Sempre sem discutir a qualidade da crítica de Losurdo, registro que também a contestação da ação imperialista tem sido feita em forma qualifica e arguta por milhares de “marxistas ocidentais”. E até o besouro que vos escreve, impugnou, no calor dos acontecimentos, pela imprensa, pela rádio, pela televisão, em livros, as iniciativas contra-revolucionárias do imperialista no Afeganistão, na Polônia, na URSS, na Iugoslávia, na Síria, na Líbia, na Coréia do Norte. Em defesa incondicional daqueles Estados sem, é claro, apoiar seus dirigentes e estadistas. E isto em forma tão pioneira que, nos anos 1990, quando reinava o “fim da história”, o besouro foi convidado a fazer, apesar de reconhecidamente trotskista, saudação em congresso ou convenção regional… do PCdoB, no RS! Partido que, naqueles anos, namorou, rapidamente, o programa socialista, para logo abandoná-lo e traí-lo sem dó. Portanto, até esse ponto, segue-se em “encheção de linguiça”, com pouca carne e muito sebo!

Após encomio desbragado do italiano, o exterminador de besouros finalmente se refere ao meu ensaio, que se esquece de referenciar como manda a integridade intelectual, professor , talvez habituado ao uso frouxo do seu ídolo peninsular quanto às exigências de escritos sérios. Para tal, retoma o artigo de seu antecessor, que refere esse sim corretamente! Aí, o professor se apequena ao limite do visível. Sugere que não li os dois livres que comentei detalhadamente, citando as páginas dos tropeços, das invenções, das calúnias. Centra a crítica no destaque que dei à escassa abordagem de Marx e ao uso de Hegel como espécie de passe-partout, em Stálin. O que ensejou erro crasso no índice onomástico do livro. A refeição começou com verdadeiro pastel de vento!

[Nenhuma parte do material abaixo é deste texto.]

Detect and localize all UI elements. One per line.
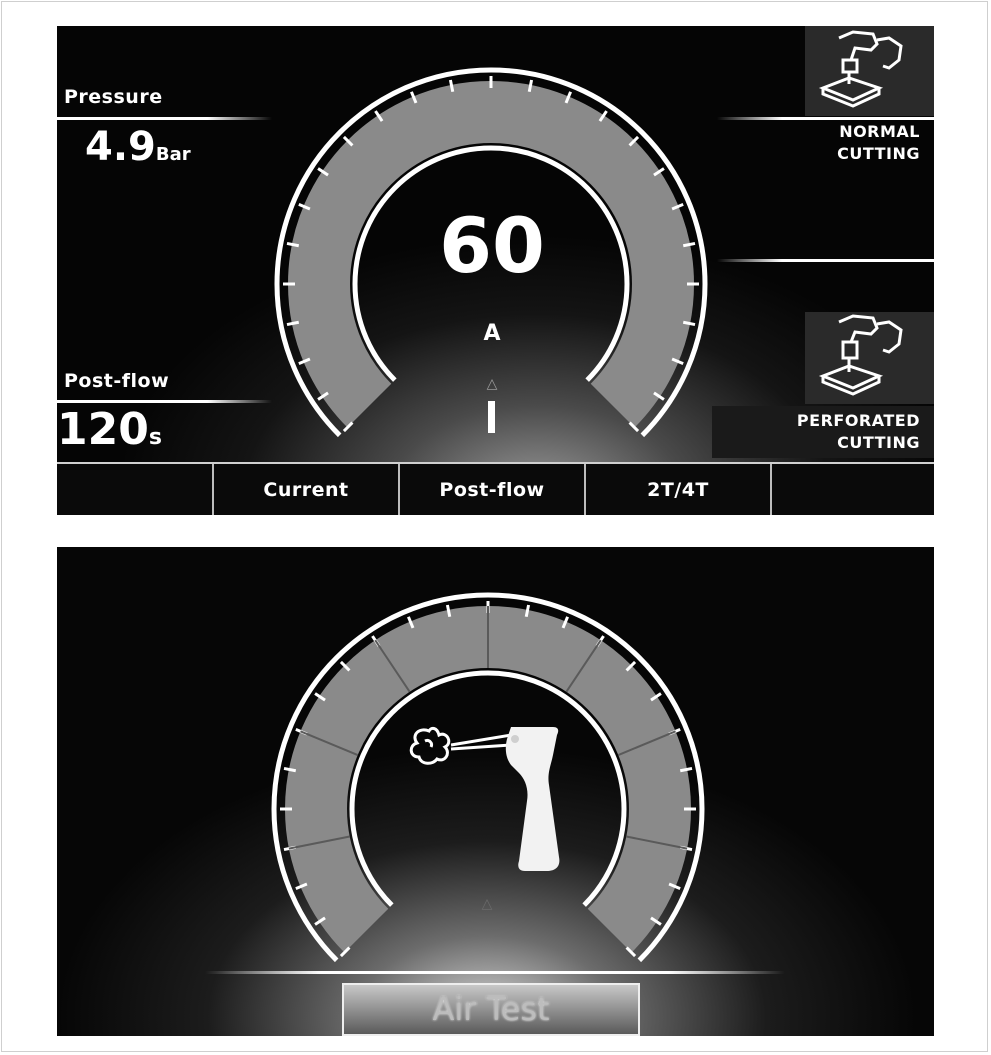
pressure-divider bbox=[57, 117, 272, 120]
gauge-pointer-triangle-icon: △ bbox=[486, 376, 498, 392]
perforated-cutting-label[interactable]: PERFORATED CUTTING bbox=[797, 410, 920, 454]
normal-cutting-label[interactable]: NORMAL CUTTING bbox=[837, 121, 920, 165]
pressure-value: 4.9 bbox=[85, 124, 156, 170]
bottom-tab-bar: Current Post-flow 2T/4T bbox=[57, 462, 934, 515]
postflow-unit: s bbox=[148, 425, 162, 450]
current-unit: A bbox=[483, 321, 501, 346]
gauge-pointer-bar bbox=[488, 401, 495, 433]
perforated-cutting-line2: CUTTING bbox=[837, 433, 920, 452]
gauge-pointer-triangle-icon: △ bbox=[481, 896, 493, 912]
pressure-label: Pressure bbox=[64, 86, 163, 108]
perforated-cutting-torch-icon bbox=[818, 314, 903, 396]
mode-separator bbox=[717, 259, 934, 262]
tab-empty-slot bbox=[770, 464, 934, 515]
current-value: 60 bbox=[439, 201, 545, 290]
postflow-value-group[interactable]: 120s bbox=[57, 406, 162, 462]
tab-current[interactable]: Current bbox=[212, 464, 398, 515]
tab-2t-4t[interactable]: 2T/4T bbox=[584, 464, 770, 515]
normal-cutting-icon-panel[interactable] bbox=[805, 26, 934, 116]
pressure-unit: Bar bbox=[155, 144, 191, 165]
postflow-label: Post-flow bbox=[64, 370, 170, 392]
tab-post-flow[interactable]: Post-flow bbox=[398, 464, 584, 515]
air-test-button[interactable]: Air Test bbox=[342, 983, 640, 1036]
cutting-parameters-screen: Pressure 4.9Bar Post-flow 120s 60 A △ NO… bbox=[57, 26, 934, 515]
air-test-torch-icon bbox=[409, 726, 560, 871]
air-test-screen: △ Air Test bbox=[57, 547, 934, 1036]
normal-cutting-line2: CUTTING bbox=[837, 144, 920, 163]
perforated-cutting-line1: PERFORATED bbox=[796, 411, 920, 430]
normal-cutting-line1: NORMAL bbox=[839, 122, 920, 141]
postflow-value: 120 bbox=[57, 404, 149, 455]
air-test-divider bbox=[205, 971, 785, 974]
normal-cutting-divider bbox=[717, 117, 934, 120]
perforated-cutting-icon-panel[interactable] bbox=[805, 312, 934, 404]
pressure-value-group[interactable]: 4.9Bar bbox=[85, 125, 191, 177]
normal-cutting-torch-icon bbox=[818, 30, 903, 108]
postflow-divider bbox=[57, 400, 272, 403]
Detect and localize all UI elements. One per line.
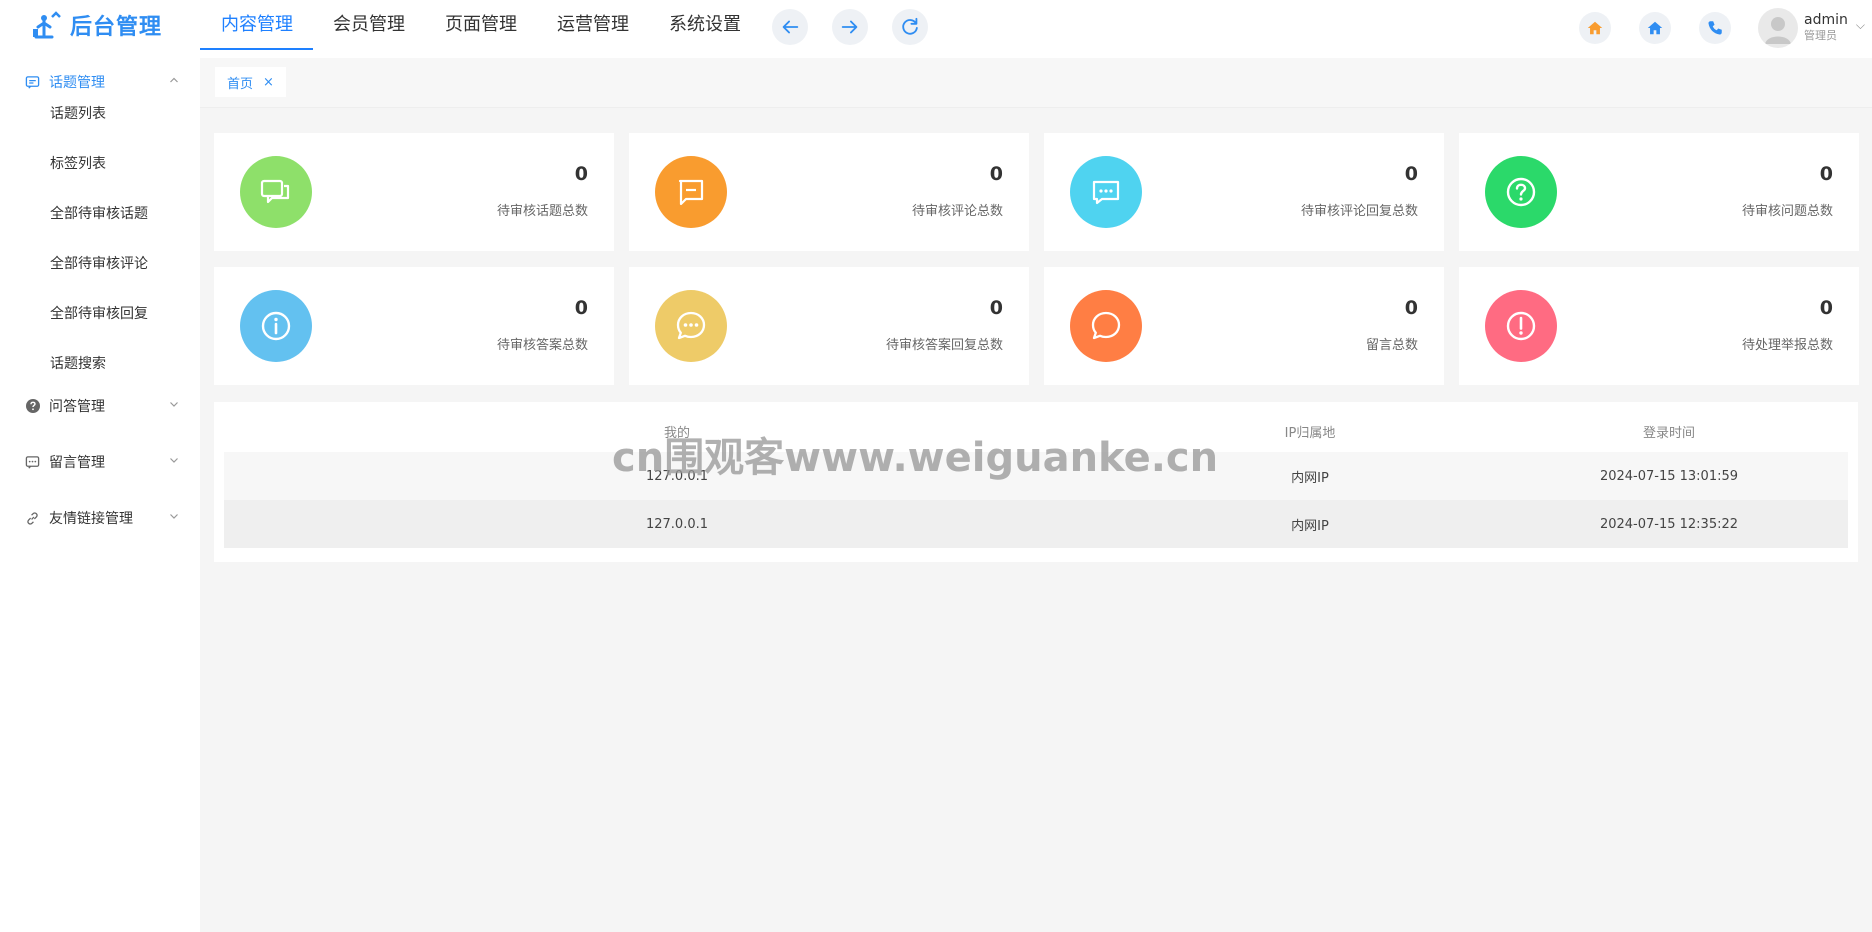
- watermark: cn围观客www.weiguanke.cn: [612, 435, 1219, 481]
- stat-value: 0: [1404, 297, 1418, 319]
- topnav-members[interactable]: 会员管理: [313, 0, 425, 50]
- tab-bar: 首页 ×: [200, 58, 1872, 108]
- sidebar-group-label: 话题管理: [49, 75, 105, 91]
- home-icon: [1587, 21, 1603, 35]
- back-button[interactable]: [772, 9, 808, 45]
- user-role: 管理员: [1804, 29, 1837, 42]
- sidebar-item-pending-topics[interactable]: 全部待审核话题: [50, 203, 148, 223]
- question-circle-icon: [24, 398, 41, 415]
- topnav-pages[interactable]: 页面管理: [425, 0, 537, 50]
- home-button-blue[interactable]: [1639, 12, 1671, 44]
- topnav-content[interactable]: 内容管理: [200, 0, 313, 50]
- table-cell-location: 内网IP: [1291, 518, 1329, 534]
- stat-value: 0: [989, 297, 1003, 319]
- sidebar-group-links[interactable]: 友情链接管理: [0, 496, 200, 540]
- sidebar-group-label: 留言管理: [49, 455, 105, 471]
- chevron-down-icon: [170, 402, 178, 407]
- sidebar-item-tag-list[interactable]: 标签列表: [50, 153, 106, 173]
- chat-square-icon: [24, 74, 41, 91]
- chat-bubbles-icon: [240, 156, 312, 228]
- stat-value: 0: [1404, 163, 1418, 185]
- sidebar: 话题管理 话题列表 标签列表 全部待审核话题 全部待审核评论 全部待审核回复 话…: [0, 58, 210, 932]
- speech-bubble-icon: [1070, 290, 1142, 362]
- close-icon[interactable]: ×: [263, 75, 274, 90]
- table-cell-time: 2024-07-15 12:35:22: [1599, 516, 1739, 532]
- user-name: admin: [1804, 12, 1848, 28]
- forward-button[interactable]: [832, 9, 868, 45]
- table-row: 127.0.0.1 内网IP 2024-07-15 12:35:22: [224, 500, 1848, 548]
- refresh-icon: [902, 17, 918, 35]
- brand-name: 后台管理: [70, 15, 163, 40]
- link-icon: [24, 510, 41, 527]
- stat-label: 留言总数: [1365, 338, 1418, 353]
- stat-card-pending-reports[interactable]: 0 待处理举报总数: [1459, 267, 1859, 385]
- phone-button[interactable]: [1699, 12, 1731, 44]
- sidebar-item-pending-comments[interactable]: 全部待审核评论: [50, 253, 148, 273]
- stat-label: 待审核答案回复总数: [885, 338, 1003, 353]
- stat-value: 0: [1819, 163, 1833, 185]
- home-button-orange[interactable]: [1579, 12, 1611, 44]
- phone-icon: [1708, 21, 1722, 35]
- stat-value: 0: [574, 163, 588, 185]
- stat-card-pending-answers[interactable]: 0 待审核答案总数: [214, 267, 614, 385]
- user-meta: admin 管理员: [1804, 12, 1848, 44]
- stat-value: 0: [1819, 297, 1833, 319]
- stat-label: 待处理举报总数: [1741, 338, 1833, 353]
- sidebar-group-topics[interactable]: 话题管理: [0, 60, 200, 104]
- brand-logo[interactable]: 后台管理: [30, 8, 162, 42]
- stat-card-pending-comments[interactable]: 0 待审核评论总数: [629, 133, 1029, 251]
- forward-arrow-icon: [841, 20, 858, 34]
- topnav-settings[interactable]: 系统设置: [649, 0, 761, 50]
- chat-dots-icon: [1070, 156, 1142, 228]
- brand-logo-icon: [33, 11, 61, 39]
- stat-card-pending-questions[interactable]: 0 待审核问题总数: [1459, 133, 1859, 251]
- alert-icon: [1485, 290, 1557, 362]
- ellipsis-bubble-icon: [655, 290, 727, 362]
- stat-label: 待审核评论回复总数: [1300, 204, 1418, 219]
- topnav-operations[interactable]: 运营管理: [537, 0, 649, 50]
- stat-label: 待审核答案总数: [496, 338, 588, 353]
- stat-label: 待审核话题总数: [496, 204, 588, 219]
- stat-value: 0: [989, 163, 1003, 185]
- tab-home[interactable]: 首页 ×: [215, 67, 286, 97]
- comment-icon: [655, 156, 727, 228]
- sidebar-item-topic-list[interactable]: 话题列表: [50, 103, 106, 123]
- chevron-down-icon: ⌵: [1855, 17, 1865, 32]
- stat-card-pending-answer-replies[interactable]: 0 待审核答案回复总数: [629, 267, 1029, 385]
- stat-label: 待审核评论总数: [911, 204, 1003, 219]
- avatar: [1758, 8, 1798, 48]
- home-icon: [1647, 21, 1663, 35]
- sidebar-item-pending-replies[interactable]: 全部待审核回复: [50, 303, 148, 323]
- stat-value: 0: [574, 297, 588, 319]
- sidebar-group-label: 友情链接管理: [49, 511, 133, 527]
- table-cell-ip: 127.0.0.1: [645, 516, 709, 532]
- back-arrow-icon: [782, 20, 799, 34]
- main-content: 首页 × 0 待审核话题总数 0 待审核评论总数 0 待审核评论回复总数 0 待…: [200, 58, 1872, 932]
- stat-card-pending-comment-replies[interactable]: 0 待审核评论回复总数: [1044, 133, 1444, 251]
- sidebar-group-messages[interactable]: 留言管理: [0, 440, 200, 484]
- chevron-down-icon: [170, 514, 178, 519]
- message-dots-icon: [24, 454, 41, 471]
- question-icon: [1485, 156, 1557, 228]
- sidebar-group-label: 问答管理: [49, 399, 105, 415]
- stat-card-messages[interactable]: 0 留言总数: [1044, 267, 1444, 385]
- info-icon: [240, 290, 312, 362]
- top-header: 后台管理 内容管理 会员管理 页面管理 运营管理 系统设置 admin 管理员: [0, 0, 1872, 52]
- top-navigation: 内容管理 会员管理 页面管理 运营管理 系统设置: [200, 0, 761, 52]
- chevron-down-icon: [170, 458, 178, 463]
- column-header: 登录时间: [1642, 425, 1695, 441]
- user-avatar-icon: [1765, 17, 1791, 44]
- tab-label: 首页: [227, 76, 254, 92]
- sidebar-group-qa[interactable]: 问答管理: [0, 384, 200, 428]
- stat-label: 待审核问题总数: [1741, 204, 1833, 219]
- table-cell-time: 2024-07-15 13:01:59: [1599, 468, 1739, 484]
- sidebar-item-topic-search[interactable]: 话题搜索: [50, 353, 106, 373]
- chevron-up-icon: [170, 77, 178, 83]
- stat-card-pending-topics[interactable]: 0 待审核话题总数: [214, 133, 614, 251]
- user-menu[interactable]: admin 管理员 ⌵: [1758, 8, 1865, 48]
- refresh-button[interactable]: [892, 9, 928, 45]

E a coisa que estava ruim, ficou pior. O ideólogo pecedobistas, já sem o menor medo ao ridículo, me acusa de comer “na mão das ideias” “imperialistas” por utilizar o termo “globalização”. Em meu ensaio, de 163 página, com os dois principais capítulos dedicados a registrar, na forma e no conteúdo, o caráter falsário e farsante do ideólogo neo-estalinista italiano, é o que escolhe para destacar. Envergonha-me ter que lembrar que “globalização” é termo polissêmico, que usei, como tantos outros, para definir a integração e subjugação crescentes da sociedade mundial pelo grande capital, sobretudo depois da restauração capitalista na URSS e na China. A argumentação já sugere um rato medroso que não quer se aproximar do besouro.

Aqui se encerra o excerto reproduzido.